Meant to provide investors with reliable information on the riskiness of various kinds of debt, these agencies have instead been accused of exacerbating the financial crisis and defrauding investors by offering overly favourable evaluations of insolvent financial institutions and approving extremely risky mortgage-related securities.

For this and other reasons, these agencies have come under the increasing grip of EU regulation, with additional regulation newly implemented and further scrutiny on the cards, as the rules bite.

It may, therefore, not be entirely a coincidence that Standard & Poor's has lowered the outlook for Britain's triple-A rating to negative from stable, saying that it risked a downgrade because of David Cameron's decision to hold an EU referendum.

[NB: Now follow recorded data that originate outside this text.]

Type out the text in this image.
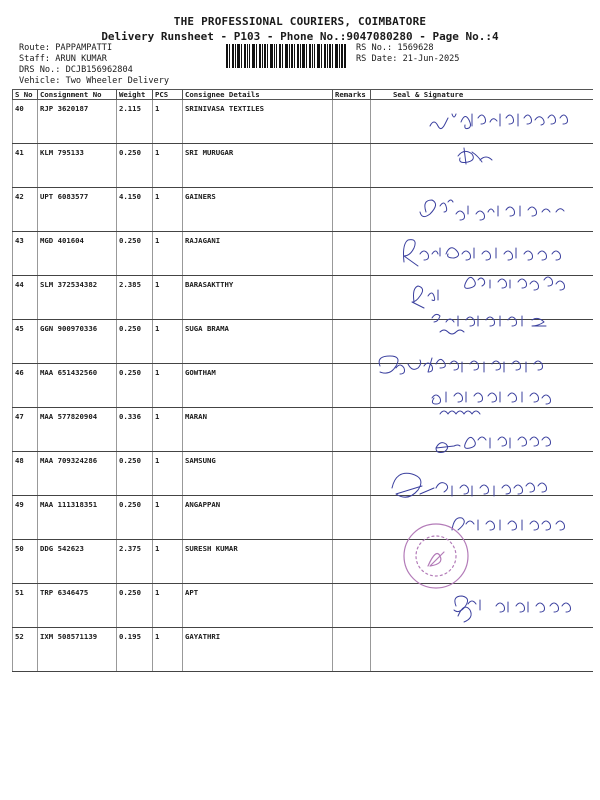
THE PROFESSIONAL COURIERS, COIMBATORE
Delivery Runsheet - P103 - Phone No.:9047080280 - Page No.:4
Route: PAPPAMPATTI
Staff: ARUN KUMAR
DRS No.: DCJB156962804
Vehicle: Two Wheeler Delivery
RS No.: 1569628
RS Date: 21-Jun-2025
S No	Consignment No	Weight	PCS	Consignee Details	Remarks	Seal & Signature
40	RJP 3620187	2.115	1	SRINIVASA TEXTILES		
41	KLM 795133	0.250	1	SRI MURUGAR		
42	UPT 6083577	4.150	1	GAINERS		
43	MGD 401604	0.250	1	RAJAGANI		
44	SLM 372534382	2.385	1	BARASAKTTHY		
45	GGN 900970336	0.250	1	SUGA BRAMA		
46	MAA 651432560	0.250	1	GOWTHAM		
47	MAA 577820904	0.336	1	MARAN		
48	MAA 709324286	0.250	1	SAMSUNG		
49	MAA 111318351	0.250	1	ANGAPPAN		
50	DDG 542623	2.375	1	SURESH KUMAR		
51	TRP 6346475	0.250	1	APT		
52	IXM 508571139	0.195	1	GAYATHRI		
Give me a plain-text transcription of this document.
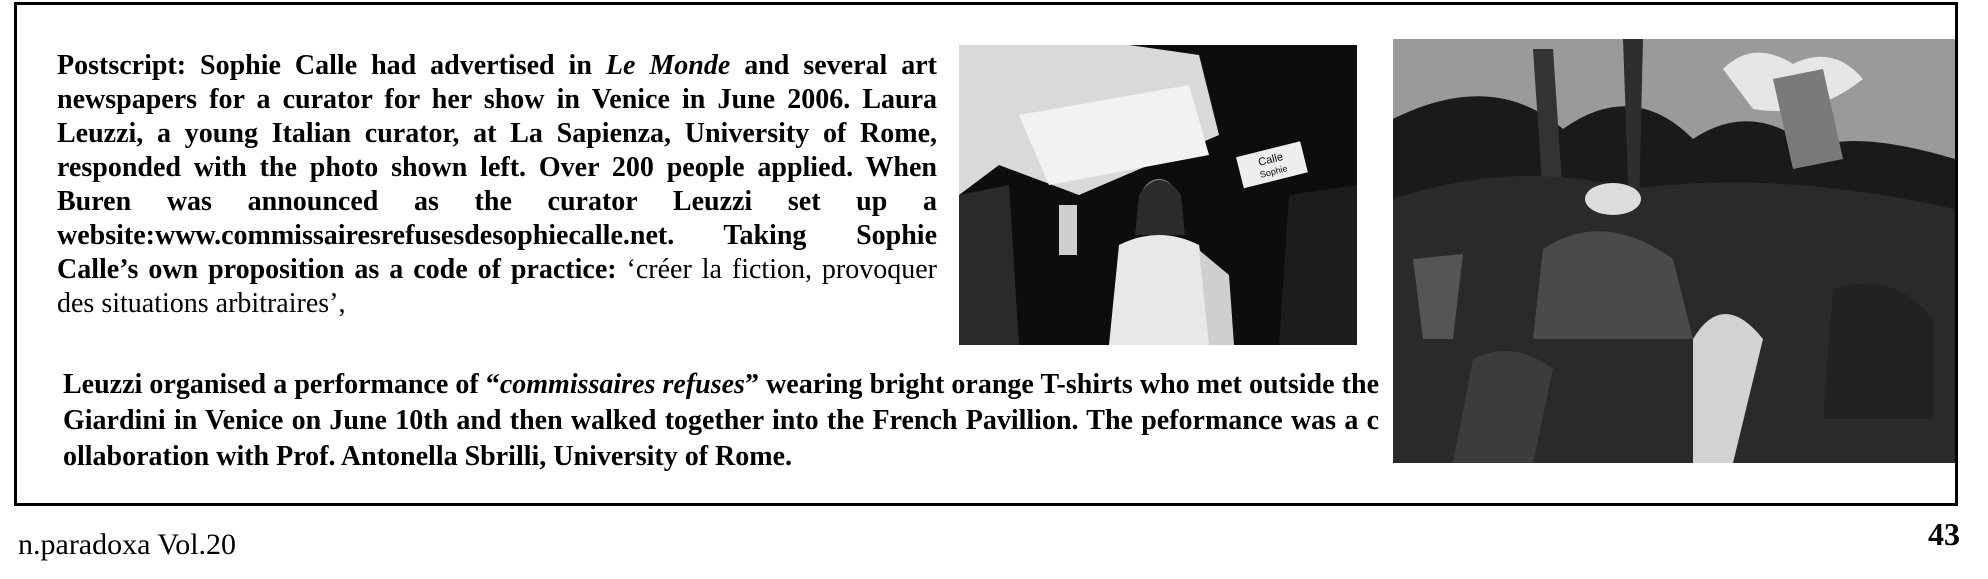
Postscript: Sophie Calle had advertised in Le Monde and several art newspapers for a curator for her show in Venice in June 2006. Laura Leuzzi, a young Italian curator, at La Sapienza, University of Rome, responded with the photo shown left. Over 200 people applied. When Buren was announced as the curator Leuzzi set up a website:www.commissairesrefusesdesophiecalle.net. Taking Sophie Calle’s own proposition as a code of practice: ‘créer la fiction, provoquer des situations arbitraires’,

Leuzzi organised a performance of “commissaires refuses” wearing bright orange T-shirts who met outside the Giardini in Venice on June 10th and then walked together into the French Pavillion. The peformance was a c ollaboration with Prof. Antonella Sbrilli, University of Rome.

Calle
Sophie
n.paradoxa Vol.20	43
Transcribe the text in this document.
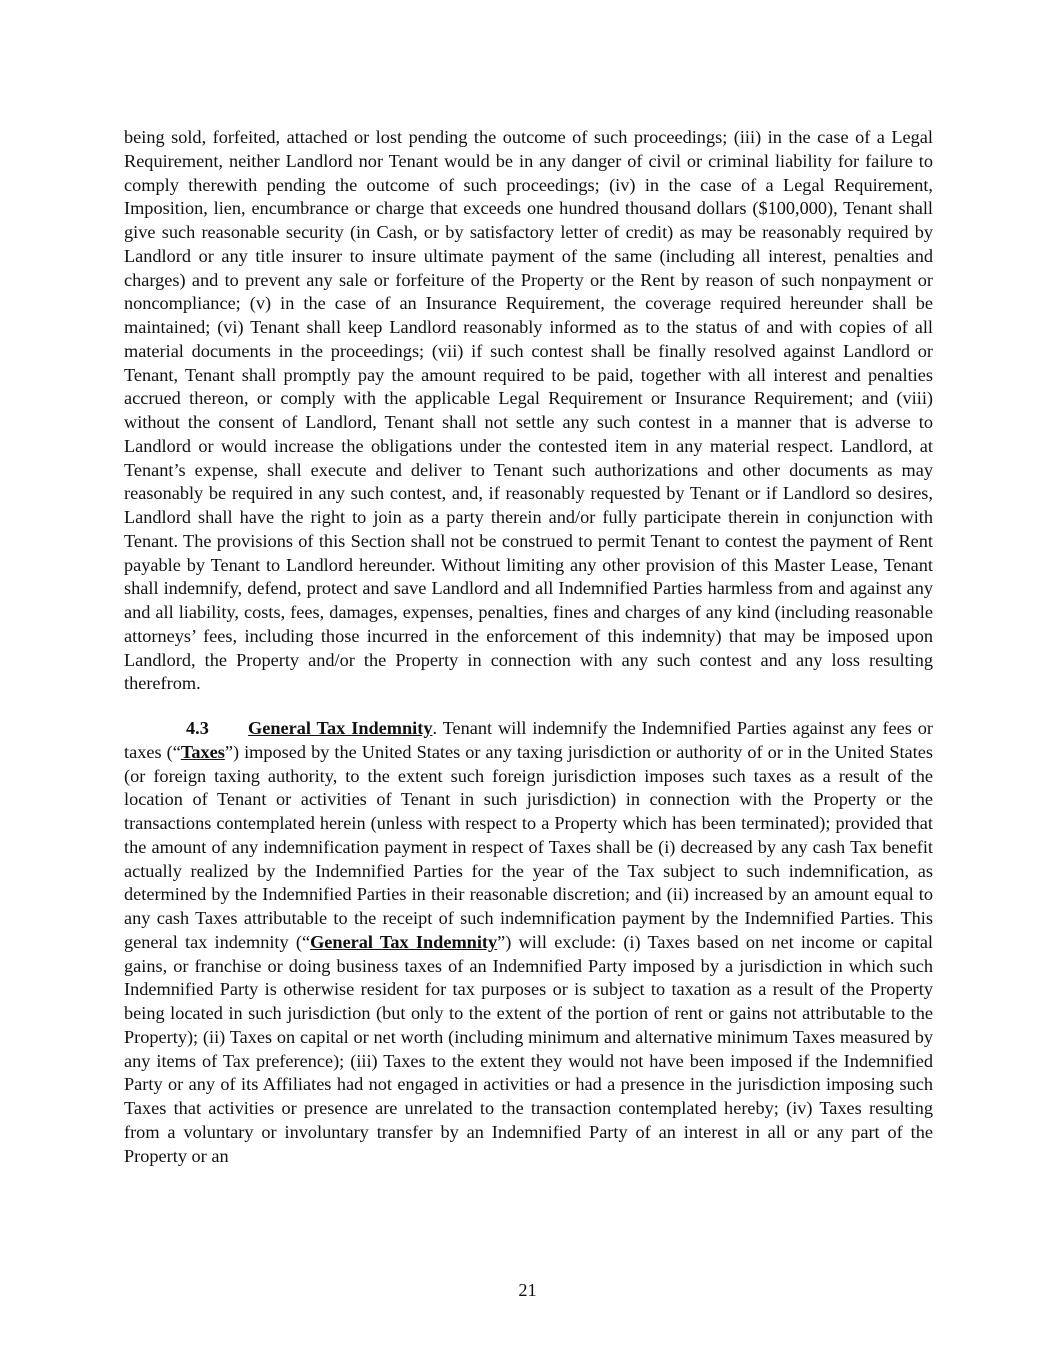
being sold, forfeited, attached or lost pending the outcome of such proceedings; (iii) in the case of a Legal Requirement, neither Landlord nor Tenant would be in any danger of civil or criminal liability for failure to comply therewith pending the outcome of such proceedings; (iv) in the case of a Legal Requirement, Imposition, lien, encumbrance or charge that exceeds one hundred thousand dollars ($100,000), Tenant shall give such reasonable security (in Cash, or by satisfactory letter of credit) as may be reasonably required by Landlord or any title insurer to insure ultimate payment of the same (including all interest, penalties and charges) and to prevent any sale or forfeiture of the Property or the Rent by reason of such nonpayment or noncompliance; (v) in the case of an Insurance Requirement, the coverage required hereunder shall be maintained; (vi) Tenant shall keep Landlord reasonably informed as to the status of and with copies of all material documents in the proceedings; (vii) if such contest shall be finally resolved against Landlord or Tenant, Tenant shall promptly pay the amount required to be paid, together with all interest and penalties accrued thereon, or comply with the applicable Legal Requirement or Insurance Requirement; and (viii) without the consent of Landlord, Tenant shall not settle any such contest in a manner that is adverse to Landlord or would increase the obligations under the contested item in any material respect. Landlord, at Tenant’s expense, shall execute and deliver to Tenant such authorizations and other documents as may reasonably be required in any such contest, and, if reasonably requested by Tenant or if Landlord so desires, Landlord shall have the right to join as a party therein and/or fully participate therein in conjunction with Tenant. The provisions of this Section shall not be construed to permit Tenant to contest the payment of Rent payable by Tenant to Landlord hereunder. Without limiting any other provision of this Master Lease, Tenant shall indemnify, defend, protect and save Landlord and all Indemnified Parties harmless from and against any and all liability, costs, fees, damages, expenses, penalties, fines and charges of any kind (including reasonable attorneys’ fees, including those incurred in the enforcement of this indemnity) that may be imposed upon Landlord, the Property and/or the Property in connection with any such contest and any loss resulting therefrom.

4.3 General Tax Indemnity. Tenant will indemnify the Indemnified Parties against any fees or taxes (“Taxes”) imposed by the United States or any taxing jurisdiction or authority of or in the United States (or foreign taxing authority, to the extent such foreign jurisdiction imposes such taxes as a result of the location of Tenant or activities of Tenant in such jurisdiction) in connection with the Property or the transactions contemplated herein (unless with respect to a Property which has been terminated); provided that the amount of any indemnification payment in respect of Taxes shall be (i) decreased by any cash Tax benefit actually realized by the Indemnified Parties for the year of the Tax subject to such indemnification, as determined by the Indemnified Parties in their reasonable discretion; and (ii) increased by an amount equal to any cash Taxes attributable to the receipt of such indemnification payment by the Indemnified Parties. This general tax indemnity (“General Tax Indemnity”) will exclude: (i) Taxes based on net income or capital gains, or franchise or doing business taxes of an Indemnified Party imposed by a jurisdiction in which such Indemnified Party is otherwise resident for tax purposes or is subject to taxation as a result of the Property being located in such jurisdiction (but only to the extent of the portion of rent or gains not attributable to the Property); (ii) Taxes on capital or net worth (including minimum and alternative minimum Taxes measured by any items of Tax preference); (iii) Taxes to the extent they would not have been imposed if the Indemnified Party or any of its Affiliates had not engaged in activities or had a presence in the jurisdiction imposing such Taxes that activities or presence are unrelated to the transaction contemplated hereby; (iv) Taxes resulting from a voluntary or involuntary transfer by an Indemnified Party of an interest in all or any part of the Property or an

21
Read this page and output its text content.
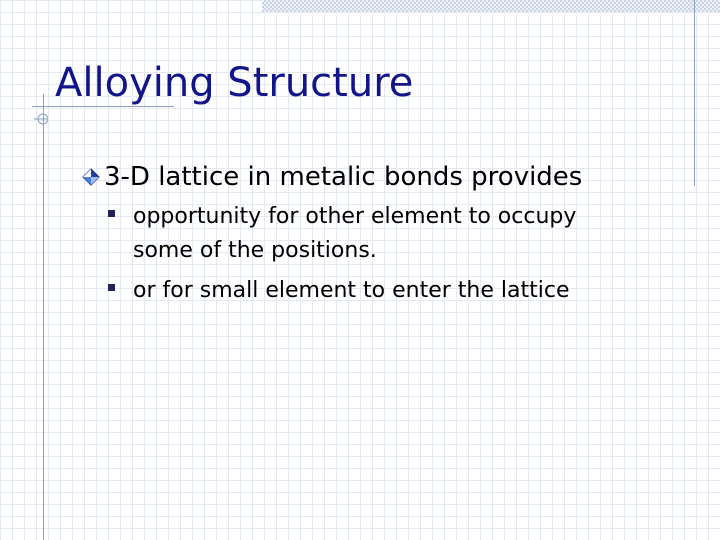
Alloying Structure
3-D lattice in metalic bonds provides

opportunity for other element to occupy

some of the positions.

or for small element to enter the lattice
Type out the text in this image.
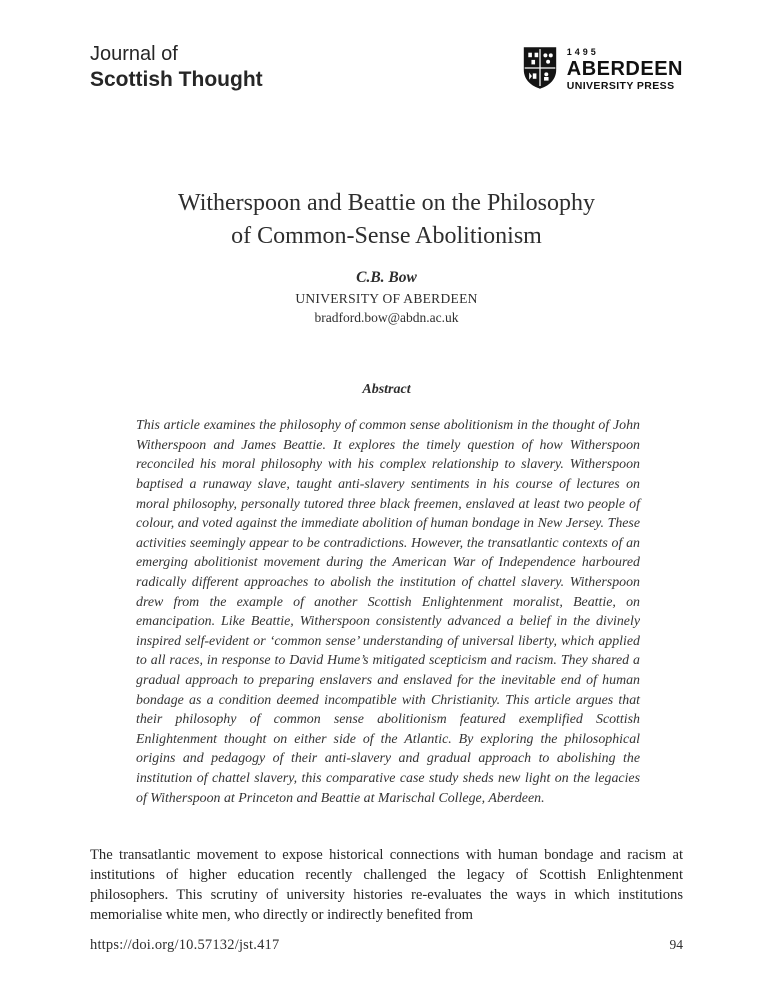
Journal of
Scottish Thought
1495
ABERDEEN
UNIVERSITY PRESS
Witherspoon and Beattie on the Philosophy
of Common-Sense Abolitionism
C.B. Bow
UNIVERSITY OF ABERDEEN
bradford.bow@abdn.ac.uk
Abstract
This article examines the philosophy of common sense abolitionism in the thought of John Witherspoon and James Beattie. It explores the timely question of how Witherspoon reconciled his moral philosophy with his complex relationship to slavery. Witherspoon baptised a runaway slave, taught anti-slavery sentiments in his course of lectures on moral philosophy, personally tutored three black freemen, enslaved at least two people of colour, and voted against the immediate abolition of human bondage in New Jersey. These activities seemingly appear to be contradictions. However, the transatlantic contexts of an emerging abolitionist movement during the American War of Independence harboured radically different approaches to abolish the institution of chattel slavery. Witherspoon drew from the example of another Scottish Enlightenment moralist, Beattie, on emancipation. Like Beattie, Witherspoon consistently advanced a belief in the divinely inspired self-evident or ‘common sense’ understanding of universal liberty, which applied to all races, in response to David Hume’s mitigated scepticism and racism. They shared a gradual approach to preparing enslavers and enslaved for the inevitable end of human bondage as a condition deemed incompatible with Christianity. This article argues that their philosophy of common sense abolitionism featured exemplified Scottish Enlightenment thought on either side of the Atlantic. By exploring the philosophical origins and pedagogy of their anti-slavery and gradual approach to abolishing the institution of chattel slavery, this comparative case study sheds new light on the legacies of Witherspoon at Princeton and Beattie at Marischal College, Aberdeen.
The transatlantic movement to expose historical connections with human bondage and racism at institutions of higher education recently challenged the legacy of Scottish Enlightenment philosophers. This scrutiny of university histories re-evaluates the ways in which institutions memorialise white men, who directly or indirectly benefited from
https://doi.org/10.57132/jst.417	94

The vote, says the agency, "represents a risk to growth prospects for the UK's financial services and export sectors, as well as the wider economy". And if Britain looked likely to leave the EU, it could cut Britain's rating by more than one notch, while sterling risked losing its status as a global reserve currency.

As well as hurting Britain's economy, leaving the EU would damage Britain's ability to finance its large stock of public debt and its current account deficit, S&P said. "The UK government's decision to hold a referendum … indicates that economic policy-making could be at risk of being more exposed to party politics than we had previously anticipated", the agency added.

From any dispassionate view, however, this is an unduly pessimistic assessment. With the referendum unlikely to be held for another two years, and probably at least three years before the UK would be near quitting – just supposing the "no" campaign succeeded – there is plenty of time to take the economic temperature, on the basis or real evidence.

This move, therefore, has the hallmark of a politically-motivated intervention and, with the power the EU holds over the credit rating agencies, it doesn't take much to guess why. The craven servant is bowing to its master.

And so the FUD goes on and on. There is no relief in hand, and much more to come. But that is all it is: fear, uncertainty and doubt. The purveyors of fear have no reasoned case, so they turn to the only thing they have. But that weakness shows how strong we really are.